Tri-amping allows us to tune the split frequencies to the specific shape, size and character of the reflective sound of our room. It also allows us to adjust the gain (volume) of each frequency band, lending us another tool to fine tune our stereo or HT to our room. But if the internal turnout inside the speaker is omitted, then none of these adjustments will improve the sound! In fact, the sound will be worse than ever because our outer and inner turnouts will be working on top of each other.

The difference between Tri-amping (amazing!) and Bi-wiring

When a speaker is Tri-amped, the internal passive turnout inside the speaker is omitted. Most speakers you find in the store-and even products sold in specialty stores and hifi studios-do not allow you to bypass the internal turnout, even though they appear to allow Tri-amping by having two or three sets of speaker terminals.

The manufacturers of these speakers (with more than one set of terminals, but no way to bypass the internal turnout) recommend bi-wiring speakers. Bi-wiring is when you run two sets of wires from one amplifier and into two sets of terminals on the back of the speaker. The truth is that bi-wiring does not provide any of the benefits of bi-amping, other than the appearance of a more technically advanced setup and higher quality speakers.
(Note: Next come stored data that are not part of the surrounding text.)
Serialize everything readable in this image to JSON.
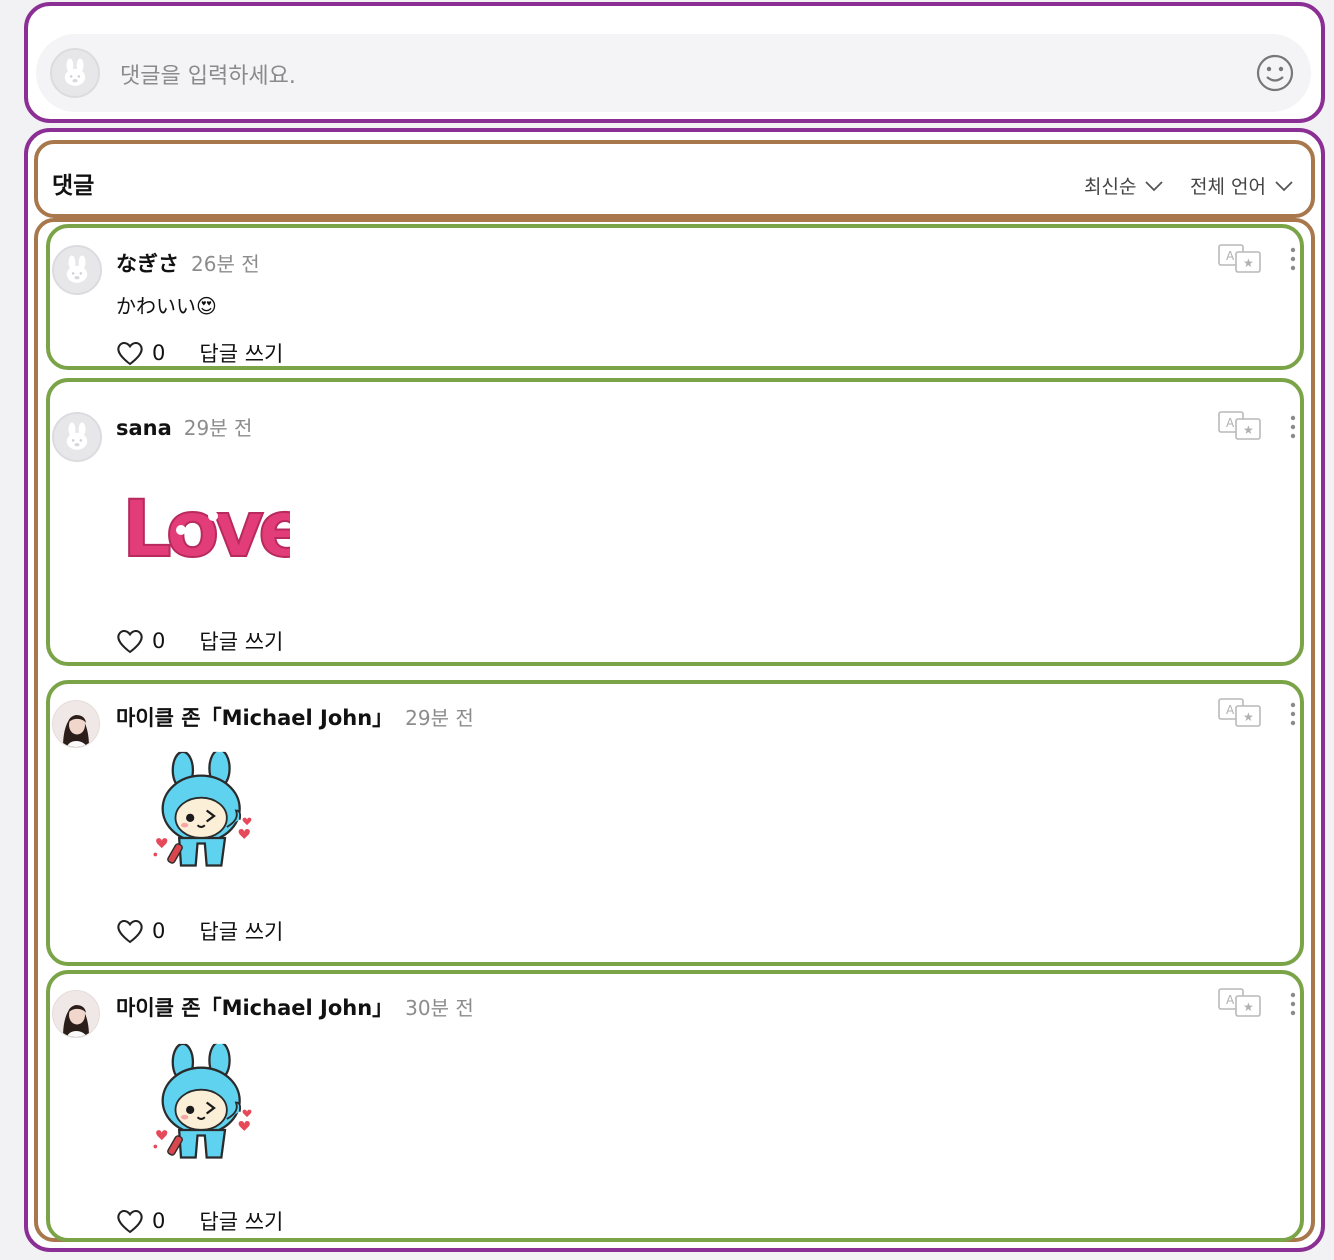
{
  "composer": {
    "placeholder": "댓글을 입력하세요."
  },
  "header": {
    "title": "댓글",
    "sort_label": "최신순",
    "language_label": "전체 언어"
  },
  "comments": [
    {
      "nickname": "なぎさ",
      "time": "26분 전",
      "text": "かわいい😍",
      "likes": "0",
      "reply_label": "답글 쓰기",
      "avatar": "default-rabbit-avatar"
    },
    {
      "nickname": "sana",
      "time": "29분 전",
      "sticker_text": "Love",
      "likes": "0",
      "reply_label": "답글 쓰기",
      "avatar": "default-rabbit-avatar",
      "sticker": "love-sticker"
    },
    {
      "nickname": "마이클 존「Michael John」",
      "time": "29분 전",
      "likes": "0",
      "reply_label": "답글 쓰기",
      "avatar": "profile-photo",
      "sticker": "blue-bunny-sticker"
    },
    {
      "nickname": "마이클 존「Michael John」",
      "time": "30분 전",
      "likes": "0",
      "reply_label": "답글 쓰기",
      "avatar": "profile-photo",
      "sticker": "blue-bunny-sticker"
    }
  ],
  "colors": {
    "outline_purple": "#8b2f95",
    "outline_brown": "#a8774c",
    "outline_green": "#7aa447",
    "love_pink": "#e23d78",
    "bunny_blue": "#5fd2f0"
  }
}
The whole reason we talk about tri-amping is because the sound is better and more complete. We’ve already talked about how to achieve fine-tuning of x-over frequencies and amplification of each frequency band, which helps customize the sound for your specific room. The benefits of this are immense and are reason enough for a Tri-amp.

Tune the x-over points and amplify the frequency band:

Every room is different, and contrary to what most sales people will usually admit – there can be a big difference in your room’s sound. Also, contrary to what you may have heard the speaker, no matter how “good” it is, it usually needs to be adjusted and balanced to compensate for the room shape, size and acoustic-reflex characteristics.

Tri-amping with an adjustable active electronic crossover goes a step beyond conventional equalization, allowing you to adjust the x-over points and gain for each transducer in your speakers.

To customize the sound of your room, start “wiggling” the mid/low x-over points until the sound is “just right”. Listen. Then adjust the mid/high x-over point. Listen. Next, adjust the gain of each band, listen and repeat. Finally, you will have the sound perfectly tuned for your listening room!

Have a wonderful musical experience.